NBC12 again reached out to Dr. Bigg’s attorney and are waiting to hear back. He has two attorneys. One is handling the medical board case and the other is handling a civil lawsuit. In a prior phone call with an attorney handling the civil suit, an interview was declined. In response to the civil lawsuit, which was filed by a patient listed in the medical board report, Dr. Bigg denies the claims. This is the statement from June 24: The practice has received requests from former patients for copies of their medical records and imaging and is working to respond to those requests in a timely manner that complies with state and federal privacy requirements. - Margaret Hardy, Sands Anderson
Patient J is considered cancer-free, but she feels far from free. She deals with constant pain from the removal of her lymph nodes, is still healing from the radiation and her reconstructive surgery is still not completed. She also has to have a PET scan every three months for five years.
“I have one coming up next week and I always have to hold my breath a week before because I don’t know what they’re gonna come back and say. That mental toll right there alone is more than you can ever imagine,” said patient J.
Patient J is thankful to whoever submitted her case to the board of medicine. She’s hired an attorney and is considering a lawsuit.
The calls and messages continue to pour into our newsroom from women struggling to get copies of their medical records from the now-closed Allison Breast Center.
By Virginia law, a medical office has approximately 30 days to respond to a request for copies of medical records.
Attorney Stephanie Grana, who’s handling several cases against the Allison Breast Center says continue to fax, email, call and request your records, but put a reminder in your calendar from the date of your first request because after 30 days you can ask the courts to subpoena your records.
There’s another timeline for those records to be provided and if those records are not provided you can go back to court. But she says, this is not just about getting your records.
She advocates that anyone who had a mammogram done at the Allison Breast Center in the last year needs to have that mammogram redone. She’s hearing from several women that insurance companies are working with them. She also says several area mammogram centers are also helping a lot of patients get retested.
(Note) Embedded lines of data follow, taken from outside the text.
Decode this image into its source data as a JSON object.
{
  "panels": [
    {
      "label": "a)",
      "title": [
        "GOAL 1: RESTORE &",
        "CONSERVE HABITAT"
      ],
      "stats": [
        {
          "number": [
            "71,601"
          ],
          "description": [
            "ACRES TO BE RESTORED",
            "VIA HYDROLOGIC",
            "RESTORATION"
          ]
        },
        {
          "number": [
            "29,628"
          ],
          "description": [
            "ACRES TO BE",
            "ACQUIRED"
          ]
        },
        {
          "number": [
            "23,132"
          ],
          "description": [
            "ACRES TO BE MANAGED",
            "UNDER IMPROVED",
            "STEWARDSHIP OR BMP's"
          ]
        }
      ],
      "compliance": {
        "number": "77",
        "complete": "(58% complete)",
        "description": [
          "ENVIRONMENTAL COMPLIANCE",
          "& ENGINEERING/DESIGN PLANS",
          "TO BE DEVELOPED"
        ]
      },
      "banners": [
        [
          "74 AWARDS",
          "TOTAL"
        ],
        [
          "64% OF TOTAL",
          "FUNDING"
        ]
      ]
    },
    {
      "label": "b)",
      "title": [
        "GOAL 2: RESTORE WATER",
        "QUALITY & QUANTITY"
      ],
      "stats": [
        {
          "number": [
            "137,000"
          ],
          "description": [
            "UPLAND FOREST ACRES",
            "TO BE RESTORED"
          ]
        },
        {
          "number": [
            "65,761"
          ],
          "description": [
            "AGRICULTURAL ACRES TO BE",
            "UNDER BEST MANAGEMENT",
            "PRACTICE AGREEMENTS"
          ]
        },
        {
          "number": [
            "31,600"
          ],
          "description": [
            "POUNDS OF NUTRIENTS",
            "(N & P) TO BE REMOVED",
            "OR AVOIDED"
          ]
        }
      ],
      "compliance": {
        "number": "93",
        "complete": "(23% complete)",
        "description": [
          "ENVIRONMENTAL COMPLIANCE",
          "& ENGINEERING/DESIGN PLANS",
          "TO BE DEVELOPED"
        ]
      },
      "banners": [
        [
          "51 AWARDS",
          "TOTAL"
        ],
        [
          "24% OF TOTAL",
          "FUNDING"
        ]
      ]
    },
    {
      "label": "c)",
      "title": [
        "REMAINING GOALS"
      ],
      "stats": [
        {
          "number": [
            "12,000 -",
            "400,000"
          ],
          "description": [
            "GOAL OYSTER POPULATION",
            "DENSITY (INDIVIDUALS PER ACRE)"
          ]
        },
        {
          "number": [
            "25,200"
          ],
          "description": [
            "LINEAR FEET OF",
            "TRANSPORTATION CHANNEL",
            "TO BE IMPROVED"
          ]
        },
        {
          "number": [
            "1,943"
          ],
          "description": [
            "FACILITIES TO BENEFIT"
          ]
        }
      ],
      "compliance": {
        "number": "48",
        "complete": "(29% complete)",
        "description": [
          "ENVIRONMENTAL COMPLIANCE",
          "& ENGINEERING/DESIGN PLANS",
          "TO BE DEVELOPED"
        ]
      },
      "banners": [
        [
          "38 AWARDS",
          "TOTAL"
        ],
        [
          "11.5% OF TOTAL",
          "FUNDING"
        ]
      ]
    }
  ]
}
“They are both seeing the numbers of women who were former patients of Allison Breast Center and they are working with women in terms of how much it costs to get that mammogram and they are working with women to submit that mammogram request to their insurance company,” said Grana.
You may need a copy of the medical board complaint to give to your insurance company to show why you may need a second mammogram within a year.
Here are ways you can contact the office:
- If calling the office is not working, also try to fax and email: To request your records, email firstname.lastname@example.org or send a fax to 804-285-3245.
- Here’s another email you can try: email@example.com
- NBC12 is also hearing from a few women who had luck mailing in an official medical release form to the Allison Breast Center office. Records were then released to the new facility administering breast exams. So, also try to mail your request.
- You can also try to go to the office on the hours listed in the phone message.